Didi Global's 11-month ride on the New York Stock Exchange came to an end last Friday as the company withdrew its listing in hopes of persuading Beijing to allow the ride-hailing operator to resume signing up new customers.
Didi has been in the doghouse with Beijing since it went forward with its $4.4 billion initial public offering a year ago on the eve of the Chinese Communist Party's centenary celebrations -- despite officials' concern that the listing could give American regulators access to sensitive domestic data. The authorities responded to Didi's defiance by ejecting its apps from leading app stores and instituting the new client ban.
Didi's shares, traded in the form of American depository receipts (ADRs), moved on Monday to the U.S. over-the-counter market, with its ticker changing from DIDI to DIDIY. The first day of the transition went well, with Didi's shares rising 7.4% to $2.46, but still far below the IPO price of $14.
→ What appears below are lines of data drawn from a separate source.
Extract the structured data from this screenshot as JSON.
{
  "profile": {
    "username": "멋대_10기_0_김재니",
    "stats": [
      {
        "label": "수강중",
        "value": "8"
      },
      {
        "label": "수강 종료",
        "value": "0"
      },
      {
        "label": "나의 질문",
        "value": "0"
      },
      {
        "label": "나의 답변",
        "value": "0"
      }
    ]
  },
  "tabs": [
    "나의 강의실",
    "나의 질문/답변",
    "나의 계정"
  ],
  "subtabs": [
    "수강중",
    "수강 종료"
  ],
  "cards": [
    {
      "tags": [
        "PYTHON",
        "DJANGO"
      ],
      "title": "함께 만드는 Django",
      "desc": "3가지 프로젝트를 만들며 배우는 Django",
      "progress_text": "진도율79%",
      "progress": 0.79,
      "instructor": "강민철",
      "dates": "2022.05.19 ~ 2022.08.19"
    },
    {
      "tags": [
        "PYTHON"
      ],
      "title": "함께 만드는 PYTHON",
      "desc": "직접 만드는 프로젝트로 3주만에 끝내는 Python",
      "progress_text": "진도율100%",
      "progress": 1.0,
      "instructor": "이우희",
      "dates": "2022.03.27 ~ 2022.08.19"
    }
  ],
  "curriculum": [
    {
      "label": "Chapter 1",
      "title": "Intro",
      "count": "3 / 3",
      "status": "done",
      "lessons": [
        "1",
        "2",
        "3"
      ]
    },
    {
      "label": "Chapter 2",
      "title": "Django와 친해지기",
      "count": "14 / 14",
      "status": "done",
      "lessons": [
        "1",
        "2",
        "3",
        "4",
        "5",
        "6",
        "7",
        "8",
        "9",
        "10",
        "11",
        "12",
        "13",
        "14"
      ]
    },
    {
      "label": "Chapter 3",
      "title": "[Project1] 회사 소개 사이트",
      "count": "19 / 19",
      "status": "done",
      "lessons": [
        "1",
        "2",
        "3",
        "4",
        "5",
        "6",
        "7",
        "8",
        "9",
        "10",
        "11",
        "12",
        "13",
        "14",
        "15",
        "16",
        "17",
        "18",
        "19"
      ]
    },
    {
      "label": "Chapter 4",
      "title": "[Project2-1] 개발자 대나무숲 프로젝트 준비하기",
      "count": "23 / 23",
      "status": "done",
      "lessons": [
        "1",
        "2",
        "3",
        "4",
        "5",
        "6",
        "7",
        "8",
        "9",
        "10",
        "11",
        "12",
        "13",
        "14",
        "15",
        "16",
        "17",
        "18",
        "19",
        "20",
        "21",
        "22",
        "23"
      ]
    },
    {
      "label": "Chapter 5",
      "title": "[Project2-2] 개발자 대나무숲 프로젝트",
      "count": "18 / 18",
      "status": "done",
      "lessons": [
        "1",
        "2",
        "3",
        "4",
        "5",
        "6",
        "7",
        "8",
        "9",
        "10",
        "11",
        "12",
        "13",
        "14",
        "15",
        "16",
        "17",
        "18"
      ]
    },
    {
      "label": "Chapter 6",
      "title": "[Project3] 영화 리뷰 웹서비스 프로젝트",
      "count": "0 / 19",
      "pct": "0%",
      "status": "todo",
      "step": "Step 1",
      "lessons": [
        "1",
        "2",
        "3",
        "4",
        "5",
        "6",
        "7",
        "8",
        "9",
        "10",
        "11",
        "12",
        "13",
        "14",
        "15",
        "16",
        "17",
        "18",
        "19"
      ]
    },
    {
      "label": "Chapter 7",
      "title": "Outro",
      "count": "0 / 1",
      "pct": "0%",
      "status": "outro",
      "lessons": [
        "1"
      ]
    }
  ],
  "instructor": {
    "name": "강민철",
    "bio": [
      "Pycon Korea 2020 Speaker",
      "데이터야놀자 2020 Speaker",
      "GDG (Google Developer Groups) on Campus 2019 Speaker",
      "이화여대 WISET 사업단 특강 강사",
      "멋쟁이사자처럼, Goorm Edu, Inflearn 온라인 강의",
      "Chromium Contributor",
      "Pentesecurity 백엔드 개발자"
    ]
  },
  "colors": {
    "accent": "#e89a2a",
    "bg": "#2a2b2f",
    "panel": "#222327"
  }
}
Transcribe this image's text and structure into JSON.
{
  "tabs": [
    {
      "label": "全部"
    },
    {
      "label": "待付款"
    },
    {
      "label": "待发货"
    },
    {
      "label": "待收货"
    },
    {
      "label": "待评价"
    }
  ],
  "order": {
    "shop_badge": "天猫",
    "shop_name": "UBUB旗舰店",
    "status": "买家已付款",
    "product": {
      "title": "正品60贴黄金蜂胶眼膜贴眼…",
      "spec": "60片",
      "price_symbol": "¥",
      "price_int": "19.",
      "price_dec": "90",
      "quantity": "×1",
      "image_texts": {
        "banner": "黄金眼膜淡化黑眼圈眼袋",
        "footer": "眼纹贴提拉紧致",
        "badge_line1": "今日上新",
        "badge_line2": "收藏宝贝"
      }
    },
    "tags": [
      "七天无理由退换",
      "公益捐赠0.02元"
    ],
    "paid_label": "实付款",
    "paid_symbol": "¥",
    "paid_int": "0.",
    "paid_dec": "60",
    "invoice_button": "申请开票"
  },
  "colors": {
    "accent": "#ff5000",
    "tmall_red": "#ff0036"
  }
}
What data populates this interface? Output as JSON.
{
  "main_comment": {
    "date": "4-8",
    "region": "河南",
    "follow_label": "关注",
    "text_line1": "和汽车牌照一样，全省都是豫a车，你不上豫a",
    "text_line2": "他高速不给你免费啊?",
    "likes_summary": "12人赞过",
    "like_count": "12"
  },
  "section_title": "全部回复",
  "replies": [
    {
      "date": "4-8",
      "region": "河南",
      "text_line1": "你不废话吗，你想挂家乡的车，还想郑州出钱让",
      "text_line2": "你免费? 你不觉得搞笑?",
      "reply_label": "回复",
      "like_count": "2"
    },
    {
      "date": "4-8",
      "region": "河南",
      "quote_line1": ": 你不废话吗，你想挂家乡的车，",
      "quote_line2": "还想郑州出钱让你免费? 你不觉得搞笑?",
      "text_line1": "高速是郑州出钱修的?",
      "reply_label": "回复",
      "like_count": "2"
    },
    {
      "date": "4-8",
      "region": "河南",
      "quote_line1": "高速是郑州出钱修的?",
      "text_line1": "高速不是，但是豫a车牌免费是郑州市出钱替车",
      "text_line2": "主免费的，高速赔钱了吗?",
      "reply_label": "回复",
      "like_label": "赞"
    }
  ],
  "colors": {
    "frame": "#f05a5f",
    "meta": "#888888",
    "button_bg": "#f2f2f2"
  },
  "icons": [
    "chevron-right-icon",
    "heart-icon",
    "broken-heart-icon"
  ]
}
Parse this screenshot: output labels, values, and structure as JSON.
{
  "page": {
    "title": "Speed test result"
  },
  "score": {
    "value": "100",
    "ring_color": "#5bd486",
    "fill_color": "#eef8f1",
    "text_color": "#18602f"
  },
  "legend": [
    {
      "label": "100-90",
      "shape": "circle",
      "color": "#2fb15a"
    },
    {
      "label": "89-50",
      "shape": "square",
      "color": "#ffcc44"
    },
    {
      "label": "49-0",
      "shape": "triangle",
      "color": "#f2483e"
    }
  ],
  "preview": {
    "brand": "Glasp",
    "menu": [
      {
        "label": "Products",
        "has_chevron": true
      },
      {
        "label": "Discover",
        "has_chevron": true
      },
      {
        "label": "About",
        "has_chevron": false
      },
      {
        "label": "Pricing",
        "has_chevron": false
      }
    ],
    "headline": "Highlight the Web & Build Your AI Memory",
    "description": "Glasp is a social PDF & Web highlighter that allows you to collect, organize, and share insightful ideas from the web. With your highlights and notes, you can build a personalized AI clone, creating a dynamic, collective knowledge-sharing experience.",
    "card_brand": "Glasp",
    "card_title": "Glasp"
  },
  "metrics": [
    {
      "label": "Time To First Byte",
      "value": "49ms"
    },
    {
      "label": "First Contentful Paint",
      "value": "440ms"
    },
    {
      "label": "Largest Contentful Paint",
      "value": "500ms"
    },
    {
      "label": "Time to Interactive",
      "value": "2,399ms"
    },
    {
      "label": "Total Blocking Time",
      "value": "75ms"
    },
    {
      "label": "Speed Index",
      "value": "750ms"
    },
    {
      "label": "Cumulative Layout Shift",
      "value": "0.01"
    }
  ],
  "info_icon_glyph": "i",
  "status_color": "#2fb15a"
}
So what does the move to OTC trading mean for the Chinese technology platform and its investors? Here are five things to know.
Didi Global had a solid debut on the OTC Pink Market on Monday, rising 7.4%. © Reuters
What is the OTC market?
In the OTC market, trades are made through a network of broker-dealers rather than via a central exchange like the Nasdaq Stock Market. Generally, OTC stocks see less trading and have less liquidity than those listed on major exchanges. On Monday, 24.5 million Didi shares changed hands, a fifth of the level seen on Friday on the company's final day on the NYSE.
OTC Markets Group, which operates an electronic marketplace for broker-dealers to trade OTC stocks, organizes such shares into three tiers. The Pink Market, where Didi will now trade, carries the lowest disclosure requirements.
"We don't know what is going to happen [with Didi]," said Jason Paltrowitz, executive vice president at OTC Markets. "We do anticipate it being a very actively traded market, and so long as it doesn't deregister [in the U.S.], it should perform quite well on our market."
What does the shift mean for investors?
Due to the potential complications and risks of the Pink Market, some retail platforms such as investment app Robinhood do not support such OTC trades. OTC stocks are usually also ignored by research analysts.
For investors who already held Didi ADRs in the U.S. before the move to OTC, they can continue to add to or reduce their positions via the Pink Market. Those who bought Didi ADRs through the Mexican Stock Exchange after it cross-listed there in October can also turn to the Pink Market as Mexican trading ended with the NYSE delisting, according to an exchange official.
The Pink Market need not be a dead end for investors. China's Luckin Coffee delisted from Nasdaq in June 2020 after an accounting scandal. Since shifting to the Pink Market then, its shares have increased nearly eightfold to $10.96 from $1.38.
Tencent Holdings, China's most valuable listed company, has also long traded on the Pink Market as do Mitsubishi Corp., LVMH Moet Hennessy Louis Vuitton and Nestle, among other major international corporations. But unlike Didi and Luckin, these companies have their primary listings in their own countries.
"It's the same investors that are connected into the [NYSE] that connect into us, and they have a great deal of experience," Paltrowitz said. "Things like Tencent trade on our market. So it's not significantly different for anybody."
Can Didi stay on the OTC market?
Didi is one of around 150 Chinese companies which has been notified by the U.S. Securities and Exchange Commission that it could face ejection from U.S. markets by 2024 due to Beijing's refusal to allow Washington regulators full access to their audit records.
While the process has been focused on the risk of companies being delisted from the NYSE and Nasdaq, lawyers say these companies' shares would also be barred from U.S. OTC trading under the terms of the 2020 Holding Foreign Companies Accountable Act.
Will Didi list elsewhere?
When Didi announced its plan to delist from the NYSE in December, it said it would seek to list on Hong Kong or another major international exchange so that NYSE stockholders could convert their holdings to new shares.
That plan was abandoned after Beijing officials made clear that they would not lift a ban on the company's adding new customers unless Didi first left the NYSE.
Even if Didi does proceed with a new listing in another market, Paltrowitz said Did would likely be able to continue to trade on the Pink Market.
What is next for Didi?
A person familiar with discussions in Beijing told Nikkei Asia last week that the authorities will require Didi to pay a fine before allowing it to resume signing up customers. But the person said officials were undecided on the magnitude of the unprecedented penalty.
Alibaba Group Holding, a Didi shareholder, has paid the highest penalty so far in China's crackdown on technology companies, swallowing a 18.2 billion yuan ($2.72 billion) fine for anti-competitive practices last year. Didi is expected to be penalized under data protection laws, among others.
A Didi product manager said last week that the company's apps have been readied for relaunch "soon."
Full Truck Alliance, which listed in New York around the same time as Didi and was penalized similarly, last week was allowed to begin taking on new clients through its main freight-delivery apps. That helped touch off a brief rally in its shares and those of Didi and Kanzhun, another penalized Chinese tech company.